For researchers using their laptop/desktop computers for research, consider the following error that have been seen on servers on numerous occasions.
These sort of memory errors are usually indicative that a memory DIMM is nearing failure (if frequent). HPC systems use ECC memory, hence notice the Corrected error, no action required - HPC servers will crash if on multi-bit errors (so computational results are safe from such hidden errors).
There are very few desktop/laptop computers using ECC memory and this sort of error would go through undetected. Result would be corruption of data, potentially invalidating your conclusions/publications. Depending on which bit of data was corrupted and how you validate computational output, the error might be obvious or go completely undetected by you.
This is the first time I've ever seen such a message for L3 data cache. However, I have seen single bit memory errors on many occasions. SGI (past vendor for JCU HPC servers) have written software to trap and log such events. HPC staff have replaced several DIMMs over time and have seen multi-but error crashes.

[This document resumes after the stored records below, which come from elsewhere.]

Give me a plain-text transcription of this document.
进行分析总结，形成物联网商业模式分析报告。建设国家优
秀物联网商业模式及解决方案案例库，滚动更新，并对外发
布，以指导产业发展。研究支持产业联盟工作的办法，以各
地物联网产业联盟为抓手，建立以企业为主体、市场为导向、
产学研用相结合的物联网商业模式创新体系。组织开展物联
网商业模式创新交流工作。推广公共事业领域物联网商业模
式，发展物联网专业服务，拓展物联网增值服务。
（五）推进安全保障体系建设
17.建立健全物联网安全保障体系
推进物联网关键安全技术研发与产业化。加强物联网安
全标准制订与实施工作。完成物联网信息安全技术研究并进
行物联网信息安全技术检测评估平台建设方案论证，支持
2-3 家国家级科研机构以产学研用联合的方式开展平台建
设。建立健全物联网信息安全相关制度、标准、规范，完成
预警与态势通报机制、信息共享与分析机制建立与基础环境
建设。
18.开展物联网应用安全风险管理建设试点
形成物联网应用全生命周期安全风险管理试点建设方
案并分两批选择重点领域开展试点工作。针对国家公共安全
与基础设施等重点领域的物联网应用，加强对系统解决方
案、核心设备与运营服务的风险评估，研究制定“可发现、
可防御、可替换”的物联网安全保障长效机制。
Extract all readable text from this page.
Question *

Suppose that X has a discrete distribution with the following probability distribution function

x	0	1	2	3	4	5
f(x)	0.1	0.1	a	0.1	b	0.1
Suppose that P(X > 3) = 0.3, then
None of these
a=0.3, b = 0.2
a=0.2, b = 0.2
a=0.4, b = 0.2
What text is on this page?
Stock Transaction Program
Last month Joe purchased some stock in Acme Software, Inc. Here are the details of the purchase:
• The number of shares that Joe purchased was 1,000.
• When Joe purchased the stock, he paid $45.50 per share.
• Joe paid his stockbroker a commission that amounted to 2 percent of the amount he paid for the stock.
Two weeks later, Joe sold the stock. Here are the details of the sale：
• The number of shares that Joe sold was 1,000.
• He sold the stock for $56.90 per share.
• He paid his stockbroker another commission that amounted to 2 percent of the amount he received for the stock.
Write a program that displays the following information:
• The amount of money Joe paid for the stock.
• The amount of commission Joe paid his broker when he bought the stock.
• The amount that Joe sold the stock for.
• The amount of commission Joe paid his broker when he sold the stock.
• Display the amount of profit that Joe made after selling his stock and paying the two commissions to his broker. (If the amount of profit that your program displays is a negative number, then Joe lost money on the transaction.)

Prior to choosing a desktop/laptop computer for research, consider the fact that disks fail. Most personal computing devices only have a single disk and many people don't have data protection measures in place. Technology Solutions staff have replaced many thousands of disks over time. HPC storage has significant protection against data loss due to disk failures.

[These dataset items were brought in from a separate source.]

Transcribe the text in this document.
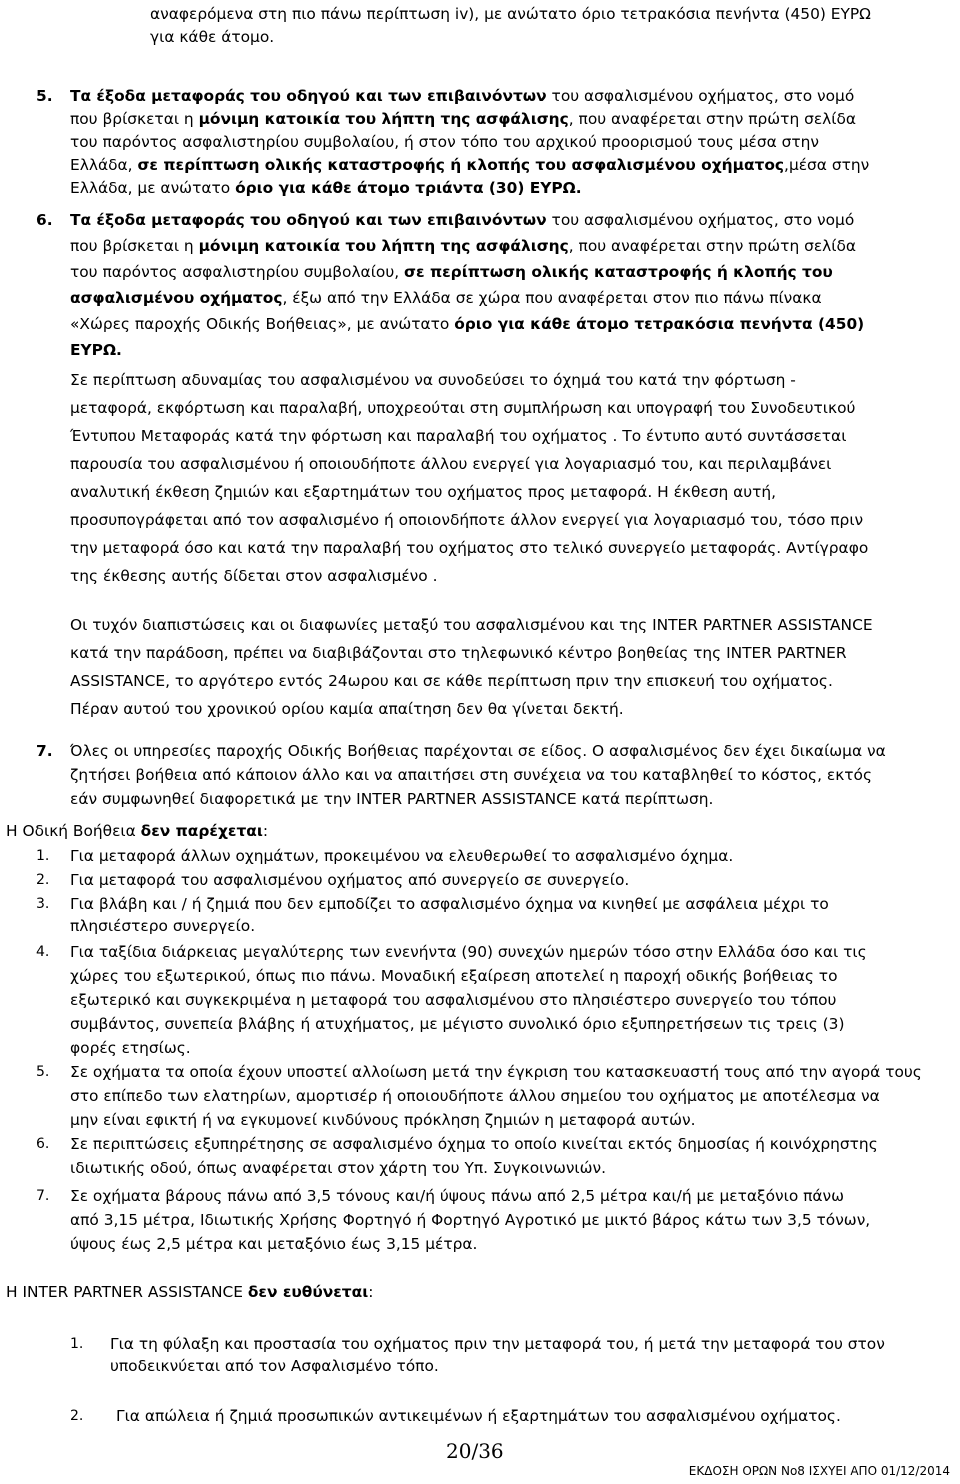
αναφερόμενα στη πιο πάνω περίπτωση iv), με ανώτατο όριο τετρακόσια πενήντα (450) ΕΥΡΩ
για κάθε άτομο.
5. Τα έξοδα μεταφοράς του οδηγού και των επιβαινόντων του ασφαλισμένου οχήματος, στο νομό
που βρίσκεται η μόνιμη κατοικία του λήπτη της ασφάλισης, που αναφέρεται στην πρώτη σελίδα
του παρόντος ασφαλιστηρίου συμβολαίου, ή στον τόπο του αρχικού προορισμού τους μέσα στην
Ελλάδα, σε περίπτωση ολικής καταστροφής ή κλοπής του ασφαλισμένου οχήματος,μέσα στην
Ελλάδα, με ανώτατο όριο για κάθε άτομο τριάντα (30) ΕΥΡΩ.
6. Τα έξοδα μεταφοράς του οδηγού και των επιβαινόντων του ασφαλισμένου οχήματος, στο νομό
που βρίσκεται η μόνιμη κατοικία του λήπτη της ασφάλισης, που αναφέρεται στην πρώτη σελίδα
του παρόντος ασφαλιστηρίου συμβολαίου, σε περίπτωση ολικής καταστροφής ή κλοπής του
ασφαλισμένου οχήματος, έξω από την Ελλάδα σε χώρα που αναφέρεται στον πιο πάνω πίνακα
«Χώρες παροχής Οδικής Βοήθειας», με ανώτατο όριο για κάθε άτομο τετρακόσια πενήντα (450)
ΕΥΡΩ.
Σε περίπτωση αδυναμίας του ασφαλισμένου να συνοδεύσει το όχημά του κατά την φόρτωση -
μεταφορά, εκφόρτωση και παραλαβή, υποχρεούται στη συμπλήρωση και υπογραφή του Συνοδευτικού
Έντυπου Μεταφοράς κατά την φόρτωση και παραλαβή του οχήματος . Το έντυπο αυτό συντάσσεται
παρουσία του ασφαλισμένου ή οποιουδήποτε άλλου ενεργεί για λογαριασμό του, και περιλαμβάνει
αναλυτική έκθεση ζημιών και εξαρτημάτων του οχήματος προς μεταφορά. Η έκθεση αυτή,
προσυπογράφεται από τον ασφαλισμένο ή οποιονδήποτε άλλον ενεργεί για λογαριασμό του, τόσο πριν
την μεταφορά όσο και κατά την παραλαβή του οχήματος στο τελικό συνεργείο μεταφοράς. Αντίγραφο
της έκθεσης αυτής δίδεται στον ασφαλισμένο .
Οι τυχόν διαπιστώσεις και οι διαφωνίες μεταξύ του ασφαλισμένου και της INTER PARTNER ASSISTANCE
κατά την παράδοση, πρέπει να διαβιβάζονται στο τηλεφωνικό κέντρο βοηθείας της INTER PARTNER
ASSISTANCE, το αργότερο εντός 24ωρου και σε κάθε περίπτωση πριν την επισκευή του οχήματος.
Πέραν αυτού του χρονικού ορίου καμία απαίτηση δεν θα γίνεται δεκτή.
7. Όλες οι υπηρεσίες παροχής Οδικής Βοήθειας παρέχονται σε είδος. Ο ασφαλισμένος δεν έχει δικαίωμα να
ζητήσει βοήθεια από κάποιον άλλο και να απαιτήσει στη συνέχεια να του καταβληθεί το κόστος, εκτός
εάν συμφωνηθεί διαφορετικά με την INTER PARTNER ASSISTANCE κατά περίπτωση.
Η Οδική Βοήθεια δεν παρέχεται:
1. Για μεταφορά άλλων οχημάτων, προκειμένου να ελευθερωθεί το ασφαλισμένο όχημα.
2. Για μεταφορά του ασφαλισμένου οχήματος από συνεργείο σε συνεργείο.
3. Για βλάβη και / ή ζημιά που δεν εμποδίζει το ασφαλισμένο όχημα να κινηθεί με ασφάλεια μέχρι το
πλησιέστερο συνεργείο.
4. Για ταξίδια διάρκειας μεγαλύτερης των ενενήντα (90) συνεχών ημερών τόσο στην Ελλάδα όσο και τις
χώρες του εξωτερικού, όπως πιο πάνω. Μοναδική εξαίρεση αποτελεί η παροχή οδικής βοήθειας το
εξωτερικό και συγκεκριμένα η μεταφορά του ασφαλισμένου στο πλησιέστερο συνεργείο του τόπου
συμβάντος, συνεπεία βλάβης ή ατυχήματος, με μέγιστο συνολικό όριο εξυπηρετήσεων τις τρεις (3)
φορές ετησίως.
5. Σε οχήματα τα οποία έχουν υποστεί αλλοίωση μετά την έγκριση του κατασκευαστή τους από την αγορά τους
στο επίπεδο των ελατηρίων, αμορτισέρ ή οποιουδήποτε άλλου σημείου του οχήματος με αποτέλεσμα να
μην είναι εφικτή ή να εγκυμονεί κινδύνους πρόκληση ζημιών η μεταφορά αυτών.
6. Σε περιπτώσεις εξυπηρέτησης σε ασφαλισμένο όχημα το οποίο κινείται εκτός δημοσίας ή κοινόχρηστης
ιδιωτικής οδού, όπως αναφέρεται στον χάρτη του Υπ. Συγκοινωνιών.
7. Σε οχήματα βάρους πάνω από 3,5 τόνους και/ή ύψους πάνω από 2,5 μέτρα και/ή με μεταξόνιο πάνω
από 3,15 μέτρα, Ιδιωτικής Χρήσης Φορτηγό ή Φορτηγό Αγροτικό με μικτό βάρος κάτω των 3,5 τόνων,
ύψους έως 2,5 μέτρα και μεταξόνιο έως 3,15 μέτρα.
Η INTER PARTNER ASSISTANCE δεν ευθύνεται:
1. Για τη φύλαξη και προστασία του οχήματος πριν την μεταφορά του, ή μετά την μεταφορά του στον
υποδεικνύεται από τον Ασφαλισμένο τόπο.
2. Για απώλεια ή ζημιά προσωπικών αντικειμένων ή εξαρτημάτων του ασφαλισμένου οχήματος.
20/36
ΕΚΔΟΣΗ ΟΡΩΝ Νο8 ΙΣΧΥΕΙ ΑΠΟ 01/12/2014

I personally know of past and present researchers who've lost almost everything when a laptop/desktop computer disk has failed. I've also seen corruption on disks - researchers have lost files that can never be recaptured (e.g., videos/photos) due to errors on disks.

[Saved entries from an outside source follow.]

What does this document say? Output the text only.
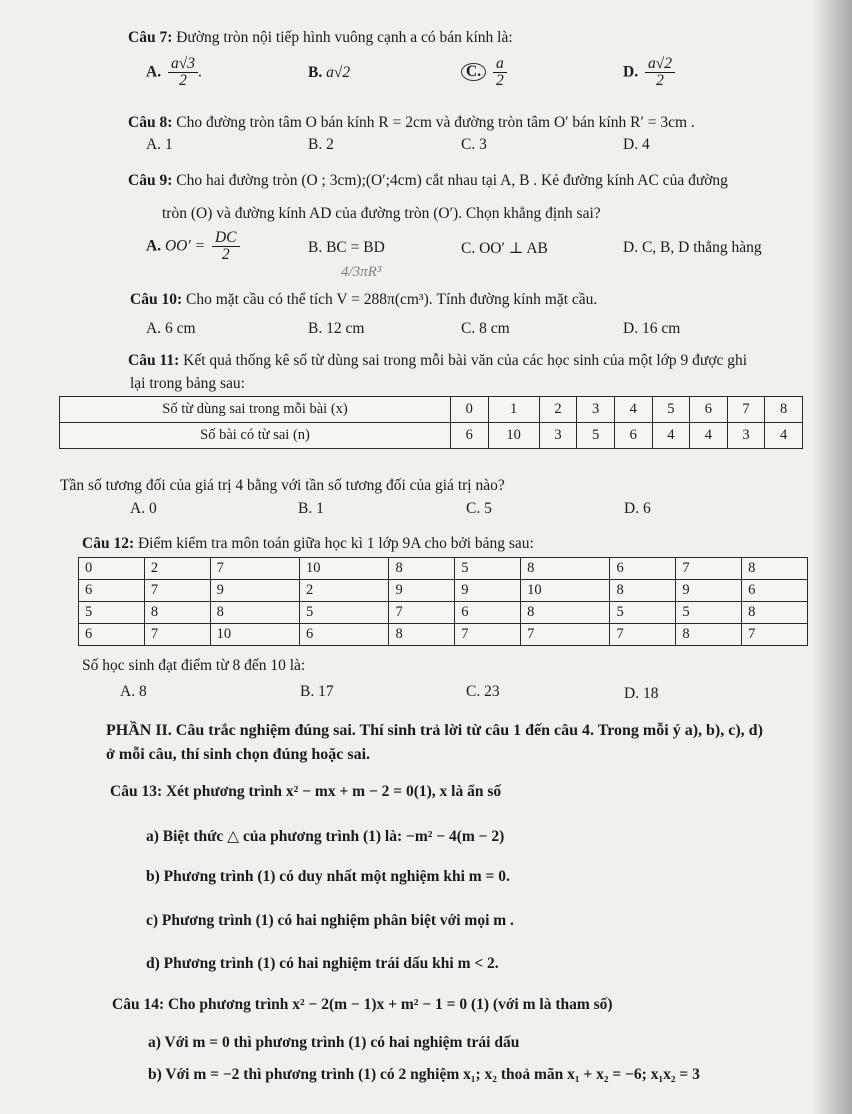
Câu 7: Đường tròn nội tiếp hình vuông cạnh a có bán kính là:
A. $\frac{a√3}{2}$ .	B. a√2	C. $\frac{a}{2}$	D. $\frac{a√2}{2}$
Câu 8: Cho đường tròn tâm O bán kính R = 2cm và đường tròn tâm O′ bán kính R′ = 3cm .
A. 1	B. 2	C. 3	D. 4
Câu 9: Cho hai đường tròn (O ; 3cm);(O′;4cm) cắt nhau tại A, B . Kẻ đường kính AC của đường
tròn (O) và đường kính AD của đường tròn (O′). Chọn khẳng định sai?
A. $OO' = \frac{DC}{2}$	B. BC = BD	C. OO′ ⊥ AB	D. C, B, D thẳng hàng
4/3πR³
Câu 10: Cho mặt cầu có thể tích V = 288π(cm³). Tính đường kính mặt cầu.
A. 6 cm	B. 12 cm	C. 8 cm	D. 16 cm
Câu 11: Kết quả thống kê số từ dùng sai trong mỗi bài văn của các học sinh của một lớp 9 được ghi
lại trong bảng sau:
Số từ dùng sai trong mỗi bài (x)	0	1	2	3	4	5	6	7	8
Số bài có từ sai (n)	6	10	3	5	6	4	4	3	4
Tần số tương đối của giá trị 4 bằng với tần số tương đối của giá trị nào?
A. 0	B. 1	C. 5	D. 6
Câu 12: Điểm kiểm tra môn toán giữa học kì 1 lớp 9A cho bởi bảng sau:
0	2	7	10	8	5	8	6	7	8
6	7	9	2	9	9	10	8	9	6
5	8	8	5	7	6	8	5	5	8
6	7	10	6	8	7	7	7	8	7
Số học sinh đạt điểm từ 8 đến 10 là:
A. 8	B. 17	C. 23	D. 18
PHẦN II. Câu trắc nghiệm đúng sai. Thí sinh trả lời từ câu 1 đến câu 4. Trong mỗi ý a), b), c), d)
ở mỗi câu, thí sinh chọn đúng hoặc sai.
Câu 13: Xét phương trình x² − mx + m − 2 = 0(1), x là ẩn số
a) Biệt thức △ của phương trình (1) là: −m² − 4(m − 2)
b) Phương trình (1) có duy nhất một nghiệm khi m = 0.
c) Phương trình (1) có hai nghiệm phân biệt với mọi m .
d) Phương trình (1) có hai nghiệm trái dấu khi m < 2.
Câu 14: Cho phương trình x² − 2(m − 1)x + m² − 1 = 0 (1) (với m là tham số)
a) Với m = 0 thì phương trình (1) có hai nghiệm trái dấu
b) Với m = −2 thì phương trình (1) có 2 nghiệm x₁; x₂ thoả mãn x₁ + x₂ = −6; x₁x₂ = 3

IMPORTANT: HPC staff suggest that all researchers know about "silent data corruption" - read https://en.wikipedia.org/wiki/Data_corruption (with particular attention to the Silent section). This is a far more insidious situation as data has changed without any physical error. If you place any value your research data, you should be using a storage platform that protects against silent data corruption for the primary copy of all important research data.
Australian government agencies are very much aware of people doing research that isn't reproducible. Using personal computing devices for research is seen as one of the biggest threats to verification of research outcomes after a person leaves JCU.